AST-Analyzer is a static analysis tool developed in Go. It precisely extracts symbol-related context information from TypeScript codebases through AST parsing and call graph analysis, replacing the traditional approach of "stuffing entire files into prompts". This project is maintained by jairo-litman, with source code hosted on GitHub (link: https://github.com/jairo-litman/ast-analyzer), and was released on May 26, 2026.

Section 02

Project Background and Motivation

When providing code context to LLMs, developers face a dilemma: stuffing entire files into prompts leads to irrelevant content flooding the context window, while manual selection is time-consuming and prone to missing key dependencies.

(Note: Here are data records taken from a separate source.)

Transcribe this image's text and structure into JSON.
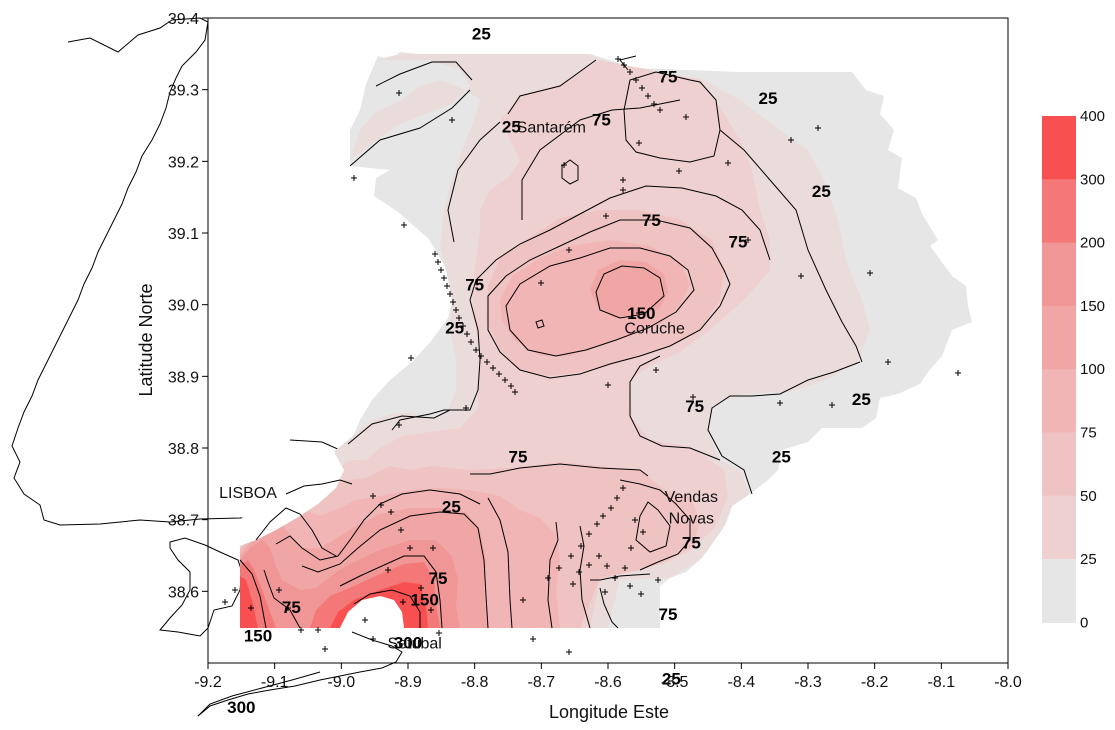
{
  "chart_data": {
    "type": "contour-map",
    "xlabel": "Longitude Este",
    "ylabel": "Latitude Norte",
    "x_ticks": [
      "-9.2",
      "-9.1",
      "-9.0",
      "-8.9",
      "-8.8",
      "-8.7",
      "-8.6",
      "-8.5",
      "-8.4",
      "-8.3",
      "-8.2",
      "-8.1",
      "-8.0"
    ],
    "y_ticks": [
      "39.4",
      "39.3",
      "39.2",
      "39.1",
      "39.0",
      "38.9",
      "38.8",
      "38.7",
      "38.6"
    ],
    "xlim": [
      -9.2,
      -8.0
    ],
    "ylim": [
      38.5,
      39.4
    ],
    "legend": {
      "placement": "right",
      "levels": [
        "400",
        "300",
        "200",
        "150",
        "100",
        "75",
        "50",
        "25",
        "0"
      ],
      "colors": [
        "#f85050",
        "#f47878",
        "#f09696",
        "#f1a6a6",
        "#f1b5b5",
        "#f0c3c3",
        "#efd0d0",
        "#ebdcdc",
        "#e6e6e6"
      ]
    },
    "places": [
      {
        "name": "Santarém",
        "lon": -8.685,
        "lat": 39.24
      },
      {
        "name": "Coruche",
        "lon": -8.53,
        "lat": 38.96
      },
      {
        "name": "LISBOA",
        "lon": -9.14,
        "lat": 38.73
      },
      {
        "name": "Vendas",
        "lon": -8.475,
        "lat": 38.725
      },
      {
        "name": "Novas",
        "lon": -8.475,
        "lat": 38.695
      },
      {
        "name": "Setúbal",
        "lon": -8.89,
        "lat": 38.52
      }
    ],
    "contour_labels": [
      {
        "text": "25",
        "lon": -8.79,
        "lat": 39.37
      },
      {
        "text": "25",
        "lon": -8.745,
        "lat": 39.24
      },
      {
        "text": "75",
        "lon": -8.61,
        "lat": 39.25
      },
      {
        "text": "75",
        "lon": -8.51,
        "lat": 39.31
      },
      {
        "text": "25",
        "lon": -8.36,
        "lat": 39.28
      },
      {
        "text": "25",
        "lon": -8.28,
        "lat": 39.15
      },
      {
        "text": "75",
        "lon": -8.535,
        "lat": 39.11
      },
      {
        "text": "75",
        "lon": -8.405,
        "lat": 39.08
      },
      {
        "text": "25",
        "lon": -8.83,
        "lat": 38.96
      },
      {
        "text": "75",
        "lon": -8.8,
        "lat": 39.02
      },
      {
        "text": "150",
        "lon": -8.55,
        "lat": 38.98
      },
      {
        "text": "75",
        "lon": -8.47,
        "lat": 38.85
      },
      {
        "text": "25",
        "lon": -8.22,
        "lat": 38.86
      },
      {
        "text": "25",
        "lon": -8.34,
        "lat": 38.78
      },
      {
        "text": "75",
        "lon": -8.735,
        "lat": 38.78
      },
      {
        "text": "25",
        "lon": -8.835,
        "lat": 38.71
      },
      {
        "text": "75",
        "lon": -8.475,
        "lat": 38.66
      },
      {
        "text": "75",
        "lon": -8.855,
        "lat": 38.61
      },
      {
        "text": "75",
        "lon": -9.075,
        "lat": 38.57
      },
      {
        "text": "150",
        "lon": -9.125,
        "lat": 38.53
      },
      {
        "text": "150",
        "lon": -8.875,
        "lat": 38.58
      },
      {
        "text": "300",
        "lon": -9.15,
        "lat": 38.43
      },
      {
        "text": "300",
        "lon": -8.9,
        "lat": 38.52
      },
      {
        "text": "75",
        "lon": -8.51,
        "lat": 38.56
      },
      {
        "text": "25",
        "lon": -8.505,
        "lat": 38.47
      }
    ]
  }
}
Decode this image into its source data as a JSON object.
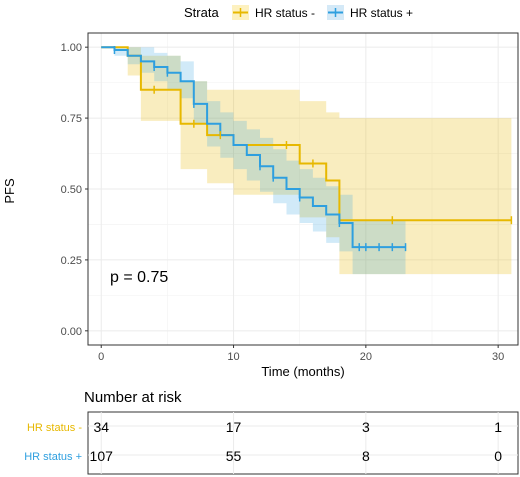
{
  "colors": {
    "hr_neg": "#E7B800",
    "hr_pos": "#2E9FDF",
    "grid": "#ebebeb",
    "panel_border": "#333333"
  },
  "chart_data": {
    "type": "line",
    "subtype": "kaplan-meier",
    "xlabel": "Time (months)",
    "ylabel": "PFS",
    "xlim": [
      0,
      31.5
    ],
    "ylim": [
      0,
      1
    ],
    "x_ticks": [
      0,
      10,
      20,
      30
    ],
    "y_ticks": [
      0.0,
      0.25,
      0.5,
      0.75,
      1.0
    ],
    "x_tick_labels": [
      "0",
      "10",
      "20",
      "30"
    ],
    "y_tick_labels": [
      "0.00",
      "0.25",
      "0.50",
      "0.75",
      "1.00"
    ],
    "grid": true,
    "legend": {
      "title": "Strata",
      "placement": "top"
    },
    "annotation": "p = 0.75",
    "series": [
      {
        "name": "HR status -",
        "color": "#E7B800",
        "steps": [
          [
            0,
            1.0
          ],
          [
            2,
            0.97
          ],
          [
            3,
            0.85
          ],
          [
            6,
            0.73
          ],
          [
            8,
            0.69
          ],
          [
            10,
            0.655
          ],
          [
            15,
            0.59
          ],
          [
            17,
            0.53
          ],
          [
            18,
            0.39
          ],
          [
            31,
            0.39
          ]
        ],
        "ci_upper": [
          [
            0,
            1.0
          ],
          [
            2,
            1.0
          ],
          [
            3,
            0.97
          ],
          [
            6,
            0.88
          ],
          [
            8,
            0.85
          ],
          [
            10,
            0.85
          ],
          [
            15,
            0.81
          ],
          [
            17,
            0.77
          ],
          [
            18,
            0.75
          ],
          [
            31,
            0.75
          ]
        ],
        "ci_lower": [
          [
            0,
            1.0
          ],
          [
            2,
            0.9
          ],
          [
            3,
            0.74
          ],
          [
            6,
            0.57
          ],
          [
            8,
            0.52
          ],
          [
            10,
            0.48
          ],
          [
            15,
            0.4
          ],
          [
            17,
            0.33
          ],
          [
            18,
            0.2
          ],
          [
            31,
            0.2
          ]
        ],
        "censor": [
          [
            4,
            0.85
          ],
          [
            7,
            0.73
          ],
          [
            9,
            0.69
          ],
          [
            14,
            0.655
          ],
          [
            16,
            0.59
          ],
          [
            22,
            0.39
          ],
          [
            31,
            0.39
          ]
        ]
      },
      {
        "name": "HR status +",
        "color": "#2E9FDF",
        "steps": [
          [
            0,
            1.0
          ],
          [
            1,
            0.99
          ],
          [
            2,
            0.97
          ],
          [
            3,
            0.95
          ],
          [
            4,
            0.93
          ],
          [
            5,
            0.91
          ],
          [
            6,
            0.88
          ],
          [
            7,
            0.8
          ],
          [
            8,
            0.73
          ],
          [
            9,
            0.69
          ],
          [
            10,
            0.655
          ],
          [
            11,
            0.62
          ],
          [
            12,
            0.58
          ],
          [
            13,
            0.54
          ],
          [
            14,
            0.5
          ],
          [
            15,
            0.47
          ],
          [
            16,
            0.44
          ],
          [
            17,
            0.41
          ],
          [
            18,
            0.38
          ],
          [
            19,
            0.295
          ],
          [
            23,
            0.295
          ]
        ],
        "ci_upper": [
          [
            0,
            1.0
          ],
          [
            1,
            1.0
          ],
          [
            2,
            1.0
          ],
          [
            3,
            1.0
          ],
          [
            4,
            0.98
          ],
          [
            5,
            0.97
          ],
          [
            6,
            0.95
          ],
          [
            7,
            0.88
          ],
          [
            8,
            0.81
          ],
          [
            9,
            0.77
          ],
          [
            10,
            0.74
          ],
          [
            11,
            0.71
          ],
          [
            12,
            0.68
          ],
          [
            13,
            0.64
          ],
          [
            14,
            0.6
          ],
          [
            15,
            0.57
          ],
          [
            16,
            0.54
          ],
          [
            17,
            0.51
          ],
          [
            18,
            0.48
          ],
          [
            19,
            0.39
          ],
          [
            23,
            0.39
          ]
        ],
        "ci_lower": [
          [
            0,
            1.0
          ],
          [
            1,
            0.97
          ],
          [
            2,
            0.94
          ],
          [
            3,
            0.91
          ],
          [
            4,
            0.88
          ],
          [
            5,
            0.85
          ],
          [
            6,
            0.82
          ],
          [
            7,
            0.73
          ],
          [
            8,
            0.65
          ],
          [
            9,
            0.61
          ],
          [
            10,
            0.57
          ],
          [
            11,
            0.53
          ],
          [
            12,
            0.49
          ],
          [
            13,
            0.45
          ],
          [
            14,
            0.41
          ],
          [
            15,
            0.38
          ],
          [
            16,
            0.35
          ],
          [
            17,
            0.31
          ],
          [
            18,
            0.28
          ],
          [
            19,
            0.2
          ],
          [
            23,
            0.2
          ]
        ],
        "censor": [
          [
            1,
            0.99
          ],
          [
            4,
            0.93
          ],
          [
            5,
            0.91
          ],
          [
            7,
            0.8
          ],
          [
            12,
            0.58
          ],
          [
            13,
            0.54
          ],
          [
            15,
            0.47
          ],
          [
            18,
            0.38
          ],
          [
            19.5,
            0.295
          ],
          [
            20,
            0.295
          ],
          [
            21,
            0.295
          ],
          [
            22,
            0.295
          ],
          [
            23,
            0.295
          ]
        ]
      }
    ],
    "risk_table": {
      "title": "Number at risk",
      "times": [
        0,
        10,
        20,
        30
      ],
      "rows": [
        {
          "name": "HR status -",
          "color": "#E7B800",
          "values": [
            "34",
            "17",
            "3",
            "1"
          ]
        },
        {
          "name": "HR status +",
          "color": "#2E9FDF",
          "values": [
            "107",
            "55",
            "8",
            "0"
          ]
        }
      ]
    }
  }
}
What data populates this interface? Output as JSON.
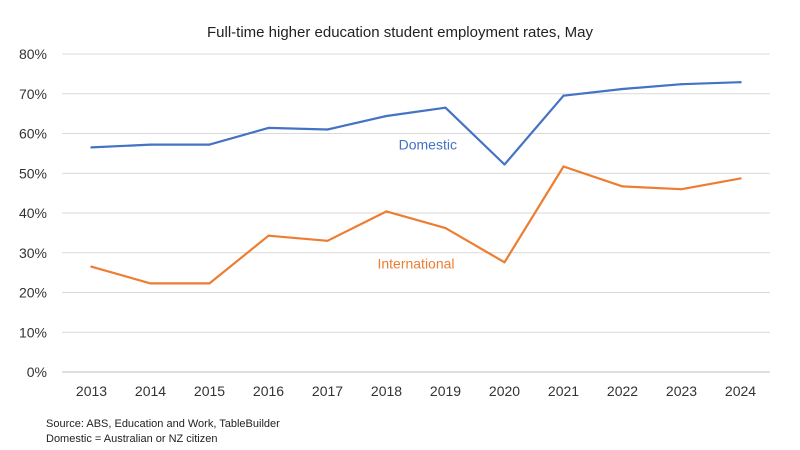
{
  "chart_data": {
    "type": "line",
    "title": "Full-time higher education student employment rates, May",
    "xlabel": "",
    "ylabel": "",
    "x": [
      "2013",
      "2014",
      "2015",
      "2016",
      "2017",
      "2018",
      "2019",
      "2020",
      "2021",
      "2022",
      "2023",
      "2024"
    ],
    "ylim": [
      0,
      80
    ],
    "yticks": [
      "0%",
      "10%",
      "20%",
      "30%",
      "40%",
      "50%",
      "60%",
      "70%",
      "80%"
    ],
    "grid": true,
    "series": [
      {
        "name": "Domestic",
        "color": "#4472C4",
        "values": [
          56.5,
          57.2,
          57.2,
          61.4,
          61.0,
          64.4,
          66.5,
          52.2,
          69.5,
          71.2,
          72.4,
          72.9
        ]
      },
      {
        "name": "International",
        "color": "#ED7D31",
        "values": [
          26.5,
          22.3,
          22.3,
          34.3,
          33.0,
          40.4,
          36.2,
          27.6,
          51.7,
          46.7,
          46.0,
          48.7
        ]
      }
    ]
  },
  "footnotes": [
    "Source: ABS, Education and Work, TableBuilder",
    "Domestic = Australian or NZ citizen"
  ]
}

AST-Analyzer was initiated by students from the São Paulo State University (UNESP) in Brazil to address this pain point, providing a "surgical precision" code extraction solution—given a target symbol, it returns its definition body, the header of its containing class declaration, the signatures of callers and callees, referenced type declarations, and file import statements.

Section 03

Core Technical Architecture

Dual Graph-Driven Dependency Analysis

Call Graph: Traverses TypeScript/TSX projects via the Tree-sitter parser to identify call relationships between functions, methods, and classes, answering "who calls me" and "who do I call".
Type Reference Graph: Tracks dependency relationships of explicit and inferred types, revealing implicit type contracts.

Incremental Indexing Mechanism

Uses SQLite for persistent storage of parsing results, only re-parsing files with changed content hashes, adapting to daily use of large codebases.

Section 04

Features and Usage

Four-Step Workflow

Index: Scan the project to build call graphs and type graphs
List: View all symbols and their IDs
Extract: Output context in specified format based on symbol ID
Listen: Real-time synchronization of file changes in development mode

Output Formats

Supports three formats: JSON (structured), Redacted (multi-file source code view), and Markdown (directly usable for LLM prompts).

Slice Control Parameters

Precisely control the extraction scope via --caller-depth/--callee-depth, --caller-bodies-up-to/--callee-bodies-up-to, --type-depth, and --max-per-level.

Section 05

Practical Application Scenarios

Code Review Assistance: Quickly obtain the complete context of a function (callers, callees, type definitions), which is more efficient than manual IDE navigation.
LLM Code Generation: Extract just the right context to help the model understand code intent while avoiding irrelevant details.
Legacy Code Analysis: Visualize dependency relationships via call graphs to quickly understand large, underdocumented codebases.

Section 06

Technical Implementation Highlights

Tree-sitter Parsing: Balances speed and fault tolerance; even if the code has syntax errors, it can still extract most valid information.
Complete Import Parsing: Supports complex scenarios such as tsconfig path aliases, default imports, namespace imports, and re-exports.
Class Inheritance Chain Handling: Automatically parses the inheritance chain of class methods, correctly identifying parent class definitions for this and super calls.

Section 07

Project Significance and Insights

AST-Analyzer represents a smarter approach to code context management, providing a precise code information transfer solution for the LLM toolchain. Its open-source implementation offers an extensible foundation for the community; future improvements could explore refining extraction strategies, supporting more languages, or integrating into IDE plugins.